“凌鳳梧先生,請你務必馬上來一趟南昌,有一具遺骨,只有你能認出來。”
一九五七年四月的一個下午,浙江東陽北麓中學的辦公室里,電話鈴聲把正在備課的凌鳳梧嚇了一跳。電話那頭是江西省委打來的,語氣急促,透著一股子不容拒絕的威嚴。
這一年,凌鳳梧已經(jīng)是個普普通通的教書先生了,平時話不多,誰也看不出他以前有過什么驚天動地的經(jīng)歷。掛了電話,他的手還在微微發(fā)抖,并不是因為害怕,而是因為那個地名——南昌。

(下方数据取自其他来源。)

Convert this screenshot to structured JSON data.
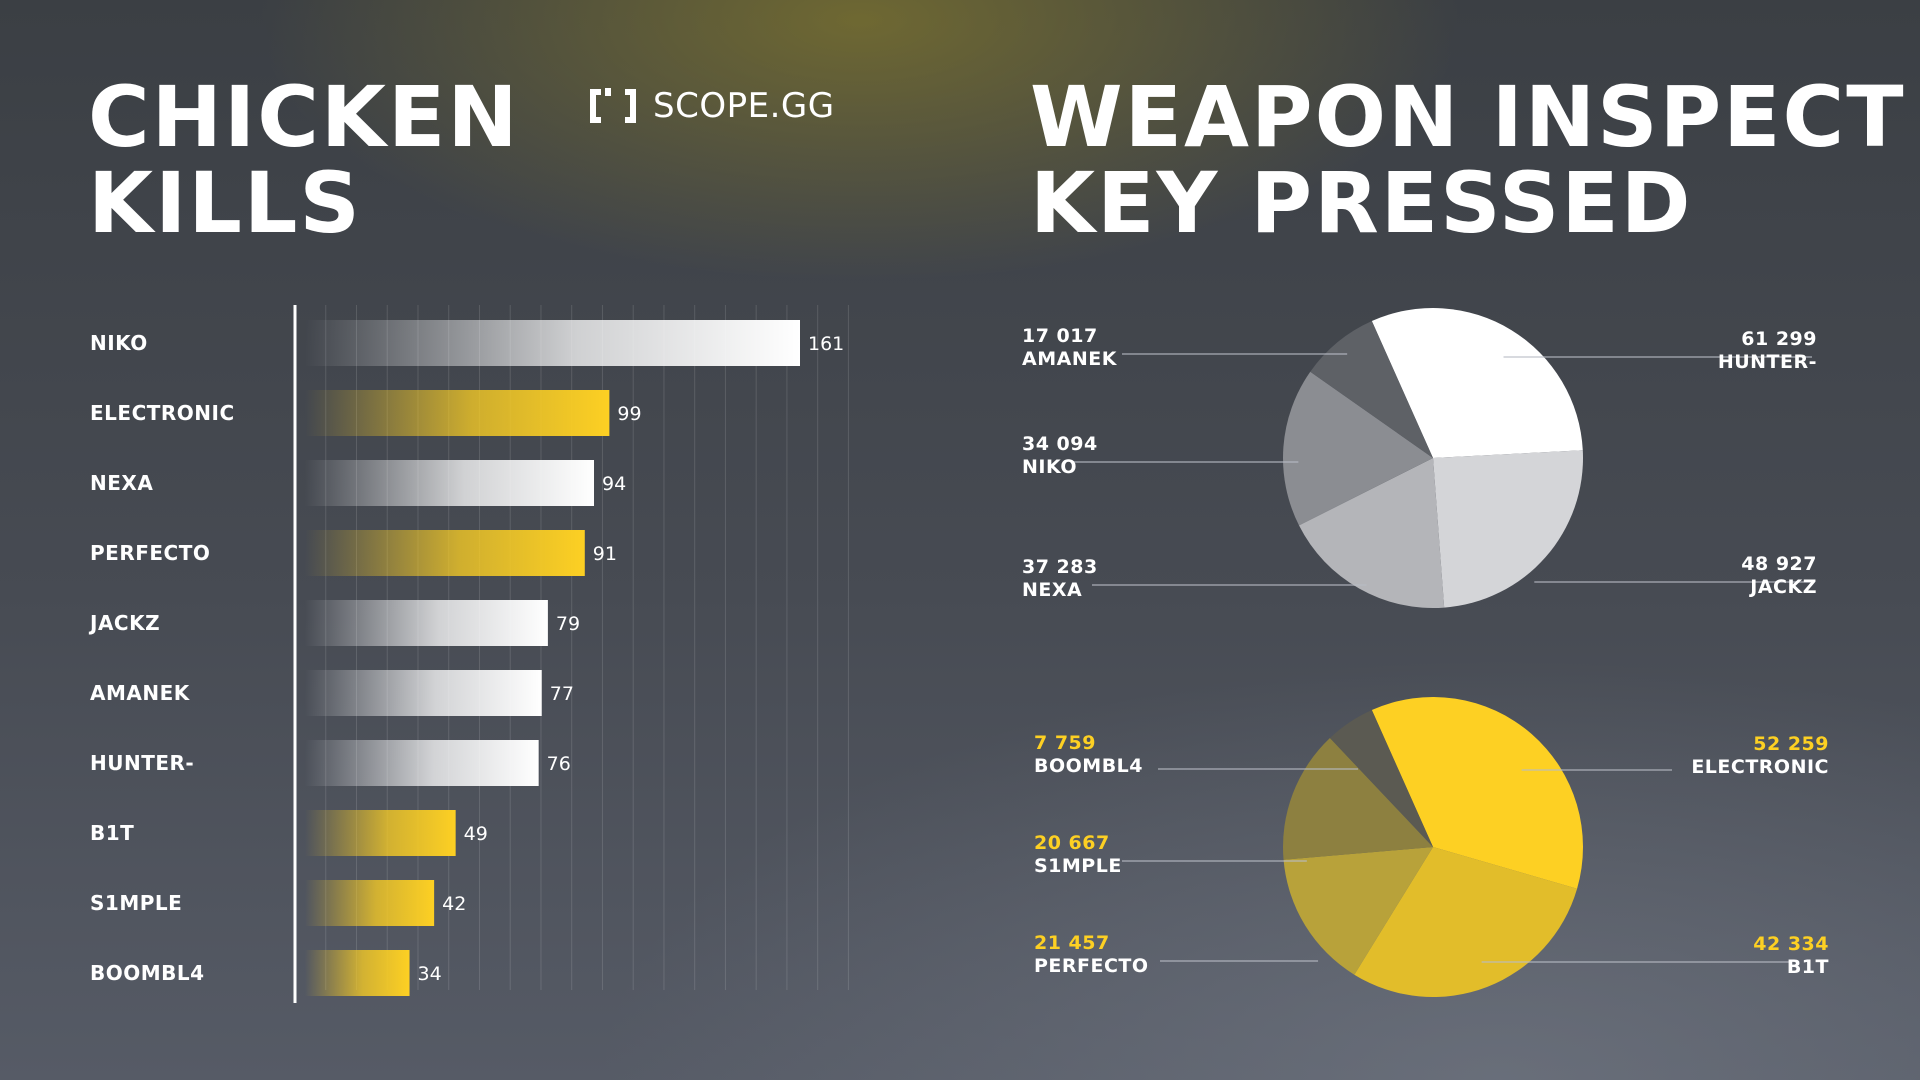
{
  "brand": {
    "logo_icon": "bracket-logo-icon",
    "name": "SCOPE.GG"
  },
  "colors": {
    "yellow": "#fdd023",
    "white": "#ffffff",
    "pie_top_slices": [
      "#ffffff",
      "#d4d5d8",
      "#b4b5b9",
      "#8b8d92",
      "#5e6166"
    ],
    "pie_bottom_slices": [
      "#fdd023",
      "#e2bd2a",
      "#b8a23a",
      "#8d8040",
      "#5b5a52"
    ]
  },
  "chart_data": [
    {
      "type": "bar",
      "orientation": "horizontal",
      "title": "CHICKEN\nKILLS",
      "categories": [
        "NIKO",
        "ELECTRONIC",
        "NEXA",
        "PERFECTO",
        "JACKZ",
        "AMANEK",
        "HUNTER-",
        "B1T",
        "S1MPLE",
        "BOOMBL4"
      ],
      "values": [
        161,
        99,
        94,
        91,
        79,
        77,
        76,
        49,
        42,
        34
      ],
      "bar_colors": [
        "white",
        "yellow",
        "white",
        "yellow",
        "white",
        "white",
        "white",
        "yellow",
        "yellow",
        "yellow"
      ],
      "grid": true,
      "xlim": [
        0,
        180
      ]
    },
    {
      "type": "pie",
      "title": "WEAPON INSPECT\nKEY PRESSED",
      "slices": [
        {
          "label": "HUNTER-",
          "value": 61299
        },
        {
          "label": "JACKZ",
          "value": 48927
        },
        {
          "label": "NEXA",
          "value": 37283
        },
        {
          "label": "NIKO",
          "value": 34094
        },
        {
          "label": "AMANEK",
          "value": 17017
        }
      ],
      "value_labels": [
        "61 299",
        "48 927",
        "37 283",
        "34 094",
        "17 017"
      ]
    },
    {
      "type": "pie",
      "title": "",
      "slices": [
        {
          "label": "ELECTRONIC",
          "value": 52259
        },
        {
          "label": "B1T",
          "value": 42334
        },
        {
          "label": "PERFECTO",
          "value": 21457
        },
        {
          "label": "S1MPLE",
          "value": 20667
        },
        {
          "label": "BOOMBL4",
          "value": 7759
        }
      ],
      "value_labels": [
        "52 259",
        "42 334",
        "21 457",
        "20 667",
        "7 759"
      ]
    }
  ]
}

二十二年了,那個雷雨交加的夜晚,那副沉重得讓人邁不開步子的鐵鐐,還有一個讓他這輩子都覺得愧疚又敬佩的人,就像電影畫面一樣,瞬間全都涌了上來。
周圍的老師都挺納悶,這凌老師平時老實巴交的,怎么會跟江西的大案子扯上關(guān)系?還沒等大家伙兒反應過來,一輛吉普車已經(jīng)停在了校門口,把凌鳳梧接走了。
車輪卷起塵土,朝著江西飛馳。凌鳳梧看著窗外飛快倒退的樹影,心里頭那個藏了半輩子的秘密,終于要壓不住了。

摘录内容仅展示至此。